James tells his story in Peter Cameron’s new novel Someday This Pain Will Be Useful to You, which has just been published in paperback. Although marketed as a young adult novel, it’s certainly more than that BISAC label – I was able to read this in one sitting as James is riveting, creating a perfect sense of sympathy, humour, and distaste, allowing the reader to re-feel what it was like to be confused, angry, and apathetic towards life as an adolescent.

The setting: New York City, 2003, summertime.

The core of the novel: Working at his mother’s art gallery (his mother James finds to be a flake as she’s on her third husband who recently stole credit cards from her during their honeymoon), James assists this art school genius John, an Ivy League and Courtauld Institute graduate who basically runs the place.
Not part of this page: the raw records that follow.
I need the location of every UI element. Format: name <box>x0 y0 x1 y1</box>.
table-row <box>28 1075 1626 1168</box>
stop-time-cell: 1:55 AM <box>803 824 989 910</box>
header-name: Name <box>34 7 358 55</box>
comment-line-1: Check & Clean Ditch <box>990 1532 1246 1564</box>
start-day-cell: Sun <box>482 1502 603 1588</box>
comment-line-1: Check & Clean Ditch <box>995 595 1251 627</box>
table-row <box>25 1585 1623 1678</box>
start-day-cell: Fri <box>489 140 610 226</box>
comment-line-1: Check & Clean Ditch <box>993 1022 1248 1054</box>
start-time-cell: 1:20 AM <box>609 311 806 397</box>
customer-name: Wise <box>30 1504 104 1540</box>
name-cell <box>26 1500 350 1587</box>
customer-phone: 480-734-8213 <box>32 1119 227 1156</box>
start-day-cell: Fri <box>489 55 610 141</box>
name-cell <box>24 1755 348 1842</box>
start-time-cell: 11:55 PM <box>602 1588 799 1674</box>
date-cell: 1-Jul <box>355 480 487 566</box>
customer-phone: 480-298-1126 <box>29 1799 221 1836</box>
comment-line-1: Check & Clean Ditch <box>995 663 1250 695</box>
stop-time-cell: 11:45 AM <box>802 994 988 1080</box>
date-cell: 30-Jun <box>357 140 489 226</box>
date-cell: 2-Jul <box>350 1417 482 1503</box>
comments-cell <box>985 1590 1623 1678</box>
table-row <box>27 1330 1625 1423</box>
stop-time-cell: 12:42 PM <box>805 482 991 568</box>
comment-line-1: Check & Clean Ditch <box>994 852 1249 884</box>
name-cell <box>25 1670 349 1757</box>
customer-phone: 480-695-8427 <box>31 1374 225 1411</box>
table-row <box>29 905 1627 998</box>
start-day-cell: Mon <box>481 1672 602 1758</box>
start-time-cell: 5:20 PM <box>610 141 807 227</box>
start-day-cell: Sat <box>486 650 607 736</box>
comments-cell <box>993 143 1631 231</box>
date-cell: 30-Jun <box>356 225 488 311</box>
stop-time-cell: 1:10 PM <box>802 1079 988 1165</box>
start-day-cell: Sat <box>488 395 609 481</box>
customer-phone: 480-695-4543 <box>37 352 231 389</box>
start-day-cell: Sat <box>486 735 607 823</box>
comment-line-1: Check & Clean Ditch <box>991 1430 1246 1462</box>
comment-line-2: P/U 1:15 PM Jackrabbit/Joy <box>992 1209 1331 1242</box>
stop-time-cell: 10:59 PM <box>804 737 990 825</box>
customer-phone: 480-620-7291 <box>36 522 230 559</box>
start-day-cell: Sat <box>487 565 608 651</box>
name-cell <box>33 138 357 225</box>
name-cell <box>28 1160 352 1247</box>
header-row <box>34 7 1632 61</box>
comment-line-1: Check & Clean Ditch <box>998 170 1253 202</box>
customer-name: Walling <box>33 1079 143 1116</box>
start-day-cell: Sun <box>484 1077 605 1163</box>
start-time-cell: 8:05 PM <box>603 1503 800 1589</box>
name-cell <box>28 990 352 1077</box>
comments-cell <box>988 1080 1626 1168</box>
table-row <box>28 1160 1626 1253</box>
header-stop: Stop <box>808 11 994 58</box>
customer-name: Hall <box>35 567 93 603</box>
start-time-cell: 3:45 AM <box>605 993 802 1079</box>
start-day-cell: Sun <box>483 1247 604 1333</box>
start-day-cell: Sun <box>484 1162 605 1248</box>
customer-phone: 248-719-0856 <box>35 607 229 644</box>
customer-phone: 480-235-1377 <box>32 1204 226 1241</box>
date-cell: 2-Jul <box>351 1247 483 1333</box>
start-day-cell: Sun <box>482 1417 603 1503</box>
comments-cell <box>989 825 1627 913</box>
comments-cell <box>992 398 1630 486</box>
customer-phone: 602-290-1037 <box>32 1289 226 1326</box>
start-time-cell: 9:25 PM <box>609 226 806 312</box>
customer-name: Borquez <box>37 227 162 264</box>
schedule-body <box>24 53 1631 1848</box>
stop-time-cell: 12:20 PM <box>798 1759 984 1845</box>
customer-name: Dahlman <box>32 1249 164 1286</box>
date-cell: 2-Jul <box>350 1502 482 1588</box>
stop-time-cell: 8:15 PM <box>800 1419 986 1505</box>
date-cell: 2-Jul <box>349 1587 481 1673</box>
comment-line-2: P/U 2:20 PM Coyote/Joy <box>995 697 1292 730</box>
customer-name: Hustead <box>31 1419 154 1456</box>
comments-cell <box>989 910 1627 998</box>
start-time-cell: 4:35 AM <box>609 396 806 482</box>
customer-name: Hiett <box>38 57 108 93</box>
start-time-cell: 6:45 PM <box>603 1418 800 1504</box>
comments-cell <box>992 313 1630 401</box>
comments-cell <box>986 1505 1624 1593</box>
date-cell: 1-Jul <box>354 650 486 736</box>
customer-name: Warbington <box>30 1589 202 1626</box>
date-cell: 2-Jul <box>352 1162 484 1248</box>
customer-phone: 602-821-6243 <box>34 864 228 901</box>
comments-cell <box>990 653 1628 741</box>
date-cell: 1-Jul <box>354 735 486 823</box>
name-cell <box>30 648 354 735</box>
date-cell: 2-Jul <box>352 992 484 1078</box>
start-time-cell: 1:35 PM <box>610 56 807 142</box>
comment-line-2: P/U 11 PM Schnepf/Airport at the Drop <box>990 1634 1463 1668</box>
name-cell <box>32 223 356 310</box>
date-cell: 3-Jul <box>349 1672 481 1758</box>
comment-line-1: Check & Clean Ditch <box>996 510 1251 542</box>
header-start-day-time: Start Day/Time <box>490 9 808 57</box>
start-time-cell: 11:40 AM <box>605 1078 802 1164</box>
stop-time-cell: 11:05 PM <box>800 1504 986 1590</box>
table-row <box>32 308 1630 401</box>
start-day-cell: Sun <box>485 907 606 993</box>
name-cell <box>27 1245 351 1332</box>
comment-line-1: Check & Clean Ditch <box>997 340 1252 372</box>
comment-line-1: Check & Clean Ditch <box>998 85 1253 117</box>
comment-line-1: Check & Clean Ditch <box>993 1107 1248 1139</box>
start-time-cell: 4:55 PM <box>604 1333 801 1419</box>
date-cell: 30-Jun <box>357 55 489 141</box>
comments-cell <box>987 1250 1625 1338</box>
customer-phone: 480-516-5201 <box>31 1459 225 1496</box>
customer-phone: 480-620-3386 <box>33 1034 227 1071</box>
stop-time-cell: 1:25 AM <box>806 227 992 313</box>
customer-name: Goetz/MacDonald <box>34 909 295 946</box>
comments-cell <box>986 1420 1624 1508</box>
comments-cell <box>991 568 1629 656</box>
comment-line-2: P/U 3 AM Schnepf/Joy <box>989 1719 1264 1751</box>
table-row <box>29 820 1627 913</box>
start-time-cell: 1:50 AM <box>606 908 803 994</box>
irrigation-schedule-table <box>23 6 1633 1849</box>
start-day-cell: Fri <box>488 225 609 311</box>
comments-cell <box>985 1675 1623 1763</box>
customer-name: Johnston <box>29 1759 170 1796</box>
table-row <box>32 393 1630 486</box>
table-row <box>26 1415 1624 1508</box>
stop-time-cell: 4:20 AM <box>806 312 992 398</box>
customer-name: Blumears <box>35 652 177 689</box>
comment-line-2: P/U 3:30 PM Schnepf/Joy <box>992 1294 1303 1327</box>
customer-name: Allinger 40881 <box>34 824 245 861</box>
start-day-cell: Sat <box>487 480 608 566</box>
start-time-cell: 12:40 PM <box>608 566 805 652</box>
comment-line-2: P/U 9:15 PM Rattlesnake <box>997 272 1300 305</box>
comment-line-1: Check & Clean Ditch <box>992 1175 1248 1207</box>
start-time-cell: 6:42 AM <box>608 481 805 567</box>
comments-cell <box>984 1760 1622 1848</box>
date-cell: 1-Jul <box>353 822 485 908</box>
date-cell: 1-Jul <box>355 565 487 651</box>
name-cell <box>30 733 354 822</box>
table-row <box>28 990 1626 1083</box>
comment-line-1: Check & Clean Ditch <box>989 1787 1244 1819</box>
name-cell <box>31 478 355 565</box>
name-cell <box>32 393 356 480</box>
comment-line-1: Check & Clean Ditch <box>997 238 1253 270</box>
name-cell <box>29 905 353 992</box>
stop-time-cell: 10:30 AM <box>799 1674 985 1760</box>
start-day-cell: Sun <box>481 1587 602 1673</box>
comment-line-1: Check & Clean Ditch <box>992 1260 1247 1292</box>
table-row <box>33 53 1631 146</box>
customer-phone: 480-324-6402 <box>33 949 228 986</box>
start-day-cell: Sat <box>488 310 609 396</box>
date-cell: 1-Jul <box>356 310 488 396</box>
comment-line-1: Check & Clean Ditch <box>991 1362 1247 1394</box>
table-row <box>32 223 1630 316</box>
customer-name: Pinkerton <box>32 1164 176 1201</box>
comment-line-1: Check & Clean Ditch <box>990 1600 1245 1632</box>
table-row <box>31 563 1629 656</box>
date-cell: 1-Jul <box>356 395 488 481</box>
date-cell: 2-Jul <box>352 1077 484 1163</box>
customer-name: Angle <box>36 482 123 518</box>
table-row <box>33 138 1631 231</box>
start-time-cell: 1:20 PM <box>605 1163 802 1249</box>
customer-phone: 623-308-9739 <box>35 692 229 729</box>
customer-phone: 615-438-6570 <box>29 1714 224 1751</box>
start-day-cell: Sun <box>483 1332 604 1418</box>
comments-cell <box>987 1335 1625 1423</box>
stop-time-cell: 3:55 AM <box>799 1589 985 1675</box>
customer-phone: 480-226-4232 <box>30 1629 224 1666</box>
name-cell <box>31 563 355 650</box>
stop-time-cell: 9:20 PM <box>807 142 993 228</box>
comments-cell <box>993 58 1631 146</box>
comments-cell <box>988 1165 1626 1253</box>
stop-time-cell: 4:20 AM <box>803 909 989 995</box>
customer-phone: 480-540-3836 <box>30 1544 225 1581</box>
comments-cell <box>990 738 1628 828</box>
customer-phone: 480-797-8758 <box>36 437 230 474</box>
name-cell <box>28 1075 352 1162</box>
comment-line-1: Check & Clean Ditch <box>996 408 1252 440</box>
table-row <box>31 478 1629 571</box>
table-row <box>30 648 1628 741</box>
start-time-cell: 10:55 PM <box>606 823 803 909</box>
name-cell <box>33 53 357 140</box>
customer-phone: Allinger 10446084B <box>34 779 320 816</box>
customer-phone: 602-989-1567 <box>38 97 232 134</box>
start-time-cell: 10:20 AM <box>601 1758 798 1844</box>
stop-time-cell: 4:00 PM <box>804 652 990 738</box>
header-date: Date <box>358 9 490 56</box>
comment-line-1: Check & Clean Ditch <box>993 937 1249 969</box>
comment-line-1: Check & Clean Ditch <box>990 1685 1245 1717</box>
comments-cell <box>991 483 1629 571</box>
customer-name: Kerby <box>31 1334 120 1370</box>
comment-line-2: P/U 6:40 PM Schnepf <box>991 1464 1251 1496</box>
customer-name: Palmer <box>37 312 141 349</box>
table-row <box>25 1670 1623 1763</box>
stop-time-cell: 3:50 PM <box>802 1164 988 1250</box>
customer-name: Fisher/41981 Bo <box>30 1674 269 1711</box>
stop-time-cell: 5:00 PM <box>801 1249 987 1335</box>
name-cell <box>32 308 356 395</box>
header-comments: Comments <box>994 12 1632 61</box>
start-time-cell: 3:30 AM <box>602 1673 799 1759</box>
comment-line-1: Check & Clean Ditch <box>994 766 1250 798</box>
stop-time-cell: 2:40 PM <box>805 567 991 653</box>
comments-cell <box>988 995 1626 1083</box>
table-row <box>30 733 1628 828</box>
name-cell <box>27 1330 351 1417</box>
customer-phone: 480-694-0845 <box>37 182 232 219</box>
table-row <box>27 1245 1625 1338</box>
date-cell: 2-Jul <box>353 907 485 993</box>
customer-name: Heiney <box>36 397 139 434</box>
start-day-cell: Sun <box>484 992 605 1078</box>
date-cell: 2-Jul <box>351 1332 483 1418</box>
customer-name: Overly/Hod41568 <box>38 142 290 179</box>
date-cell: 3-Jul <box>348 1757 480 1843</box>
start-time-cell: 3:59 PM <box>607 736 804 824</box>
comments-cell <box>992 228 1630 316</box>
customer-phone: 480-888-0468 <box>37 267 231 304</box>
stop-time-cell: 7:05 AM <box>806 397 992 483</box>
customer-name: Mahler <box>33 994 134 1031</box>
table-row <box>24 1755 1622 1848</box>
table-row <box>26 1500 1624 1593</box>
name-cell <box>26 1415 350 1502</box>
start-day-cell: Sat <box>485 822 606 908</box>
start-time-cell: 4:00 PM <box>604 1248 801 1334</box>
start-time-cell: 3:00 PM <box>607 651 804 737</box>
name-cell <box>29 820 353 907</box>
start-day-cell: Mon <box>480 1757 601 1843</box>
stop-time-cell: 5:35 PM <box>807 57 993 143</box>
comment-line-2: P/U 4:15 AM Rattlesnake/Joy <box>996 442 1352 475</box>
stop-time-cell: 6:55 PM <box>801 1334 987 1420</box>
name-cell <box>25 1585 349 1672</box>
One day James decides to play a trick on him and, using the dating service that John uses, creates a profile of John’s perfect match, captures his older colleague’s attention; and, thereafter, awkwardness ensues.

A collection of characters fully illuminate the problems and predicaments of James’s life: from his all-business lawyer father to his sister’s overly-pretentious and in-an-open-marriage boyfriend Rainer Maria; from his once-famous tender grandmother to his Samuel-Beckett-meets-Woody-Allen psychologist. The dialogue between all of these people runs from being ridiculously hysterical to overtly tragic, and, at least to me, all very worth it. Every statement feels weighed and judged. The prose is spare. The relationships between the characters are all painfully exposing. And the psychologist versus James battles do elicit the dialogue one could pick out of Waiting for Godot or Endgame, without being pretentious or terribly venerating. The novel also brings to mind The Great Gatsby in many ways with its New York summer setting and its own version of youth and self-discovery.

It’s a heartwarming and heartretching tale of first love, personal identity, slow discovery, and hysterical sarcasm, packed together in a 229 page book. James’s distant-yet-intimate style of storytelling snowballs this novel to an end and will be the reason you won’t want to close the covers of his book.

2 comments:

Kari said...

This is marketed as YA fiction? It's unfortunate that every book with a teen as the main character gets stuck in the YA genre.

Nihal Parthasarathi said...

thanks Smooth Sal, I'm going to read this one!